Born in Normandy, France to a Parisian father and French Guyanese Creole mother, Yonnet lived in and around Paris most of his life. As a child, he and his dad performed comedy routines in theaters throughout France and by 14, he decided to literally march to the beat of his own drum. After a short stint as a drummer, Yonnet revisited an instrument he had received as a child, the harmonica. “I got kicked out of bands because I kept trying to play the melody on the drums,” says Yonnet. “On the harmonica, I can play both the melody and the rhythm. Plus it’s lighter to carry.”
These days, the U.S.-based Yonnet travels with pedal boards, mixers, amps, microphones and more than 50 diatonic harmonicas. “I’m pretty intense on the harmonica and I like to have the ‘sharpest ax’ at all times.” To be sure, he’s not afraid to wield it. There aren’t many musicians who would go head-to-head with Wonder on the harmonica, but Yonnet has proved himself more than capable. “Frédéric Yonnet — a Wonder disciple — had a crazy harmonica duel that almost sent Stevie flying off the stage in a frenzy,” said Fox News following their performance at Madison Square Garden. Without a doubt, Yonnet’s friendship with Wonder has been his biggest musical inspiration.
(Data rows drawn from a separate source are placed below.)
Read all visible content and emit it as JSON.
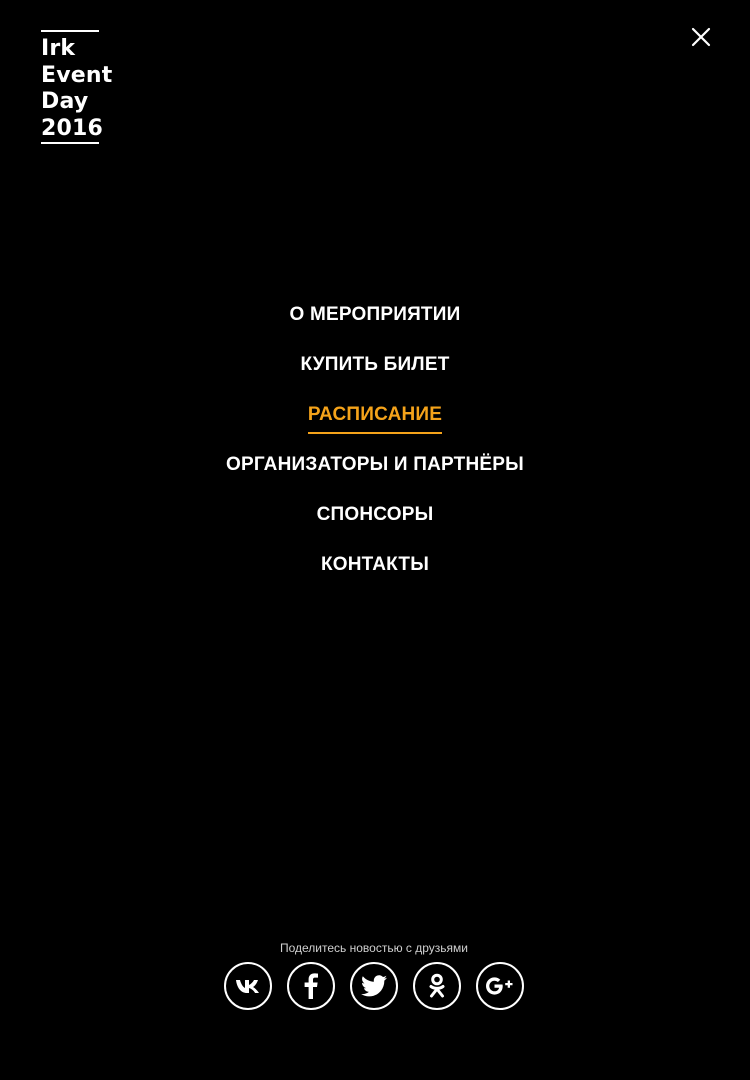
{
  "logo": {
    "line1": "Irk",
    "line2": "Event",
    "line3": "Day",
    "line4": "2016"
  },
  "header": {
    "close_icon": "close-icon"
  },
  "menu": {
    "items": [
      {
        "label": "О МЕРОПРИЯТИИ",
        "active": false
      },
      {
        "label": "КУПИТЬ БИЛЕТ",
        "active": false
      },
      {
        "label": "РАСПИСАНИЕ",
        "active": true
      },
      {
        "label": "ОРГАНИЗАТОРЫ И ПАРТНЁРЫ",
        "active": false
      },
      {
        "label": "СПОНСОРЫ",
        "active": false
      },
      {
        "label": "КОНТАКТЫ",
        "active": false
      }
    ]
  },
  "share": {
    "title": "Поделитесь новостью с друзьями",
    "icons": [
      "vk-icon",
      "facebook-icon",
      "twitter-icon",
      "odnoklassniki-icon",
      "google-plus-icon"
    ]
  },
  "colors": {
    "background": "#000000",
    "text": "#ffffff",
    "accent": "#f5a31a"
  }
}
At the same show in 2007, Prince first witnessed Yonnet’s expert musicianship, exhilarating panache and inexhaustible stage presence. It would be months before their paths crossed again, but when they did, Prince seized the opportunity to have Yonnet jam with him and his band at a house party. “Genius recognizes genius,” said saxophonist Mike Phillips, who performed with them that night and witnessed the energy that Yonnet brought to the band. After that, Yonnet recorded with Prince and performed with him as a featured guest on tour and during several televison appearances, including The Tonight Show with Jay Leno and on Prince’s 20Ten European tour.
While Yonnet enjoys the excitement of performing with some of the world’s greatest music legends, he knows that it’s the technical mastery of his instrument — along with innovative collaborations and solo projects — that will earn him recognition as one of the greatest harmonica players in the world.